Even Murray Rothbard, who was at least an agnostic, realized and promoted the idea that without some transcendent lawgiver we have no ground for our first principles. See his 'Austrian Perspective on the History of Economic Thought' -- though he gets some basic details wrong in what we Reformed/Protestant believe, he's "directionally correct." I'm sure you've read MLK Jr's. "Letter from Birmingham Jail" that touches on some of the high points in Western history related to just vs unjust laws, and their sources.

I hope that at least approaches the question you're asking.

if you wouldn't mind, could you extract the principle from which you have arrived at rejecting evolution as they call it, and explain it to me like i am five and i have asked you "why don't you believe in evolution?"

DNA only begets DNA. This is observable in the lab. It also aligns with "fruits bearing their own seeds within them" of Scripture.
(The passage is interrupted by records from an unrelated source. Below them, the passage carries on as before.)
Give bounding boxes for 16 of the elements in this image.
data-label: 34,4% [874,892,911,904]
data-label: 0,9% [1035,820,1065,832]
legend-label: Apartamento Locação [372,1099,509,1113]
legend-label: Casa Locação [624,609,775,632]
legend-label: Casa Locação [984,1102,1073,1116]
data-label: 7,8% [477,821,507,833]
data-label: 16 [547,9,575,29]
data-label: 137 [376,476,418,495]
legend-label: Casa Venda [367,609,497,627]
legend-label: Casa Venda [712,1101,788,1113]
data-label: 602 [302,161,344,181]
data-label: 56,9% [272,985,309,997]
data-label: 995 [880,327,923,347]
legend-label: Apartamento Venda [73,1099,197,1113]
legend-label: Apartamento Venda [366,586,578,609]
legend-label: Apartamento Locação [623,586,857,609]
Like begets like. The Biblical Adam was not merely a legendary figure, he was also purely historical. Macro evolution has never been observed in a laboratory, and there are no 'transitional forms' in the fossil record. It also defies mathematics and probability. Darwin himself said that if any organ or system or system of systems could be shown that could not have their complexity reduced "my entire system breaks down." The human eye does this, as does the requirement for all human systems (circulatory, lymphatic, musculoskeltal, cardiovascular, etc.0 to be developed to the same point, at the same time, and in the same place, in a male AND a female, such that they can actually reproduce. But mostly? Scripture doesn't allow for it. Adam was a historical person whose actions changed the state of himself and his progency from 'blessedness' to 'curse' at a particular time and place in history. Hope that answers the question.

thats how you would describe the principle to a 5-year old?

poor kid!

here is how I would:

the greater can never come from the lesser.

evolution is just an inverted perversion of The Great Chain of Being.

That is one of the benefits of reading Guenon bro... Crisis of the Modern World is only 120 pages and every page offers an immense reward for the faithful, intellectual, seeker...

I think you should not skip over the Traditionalist school if you are pursuing Truth... Along with Guenon, there is his "successor" Frithjof Schuon, and also Ananda Coomaraswamy... their influence, Guenons in particular, in relation to EVERYTHING happening in the West as far as the pushback against unhinged liberalism, cannot be overstated...

Their perspectives are unique and invaluable to the western mind, offering profound Traditional wisdom and deep takes on, well, the crisis of modernity, relative to the Traditional world.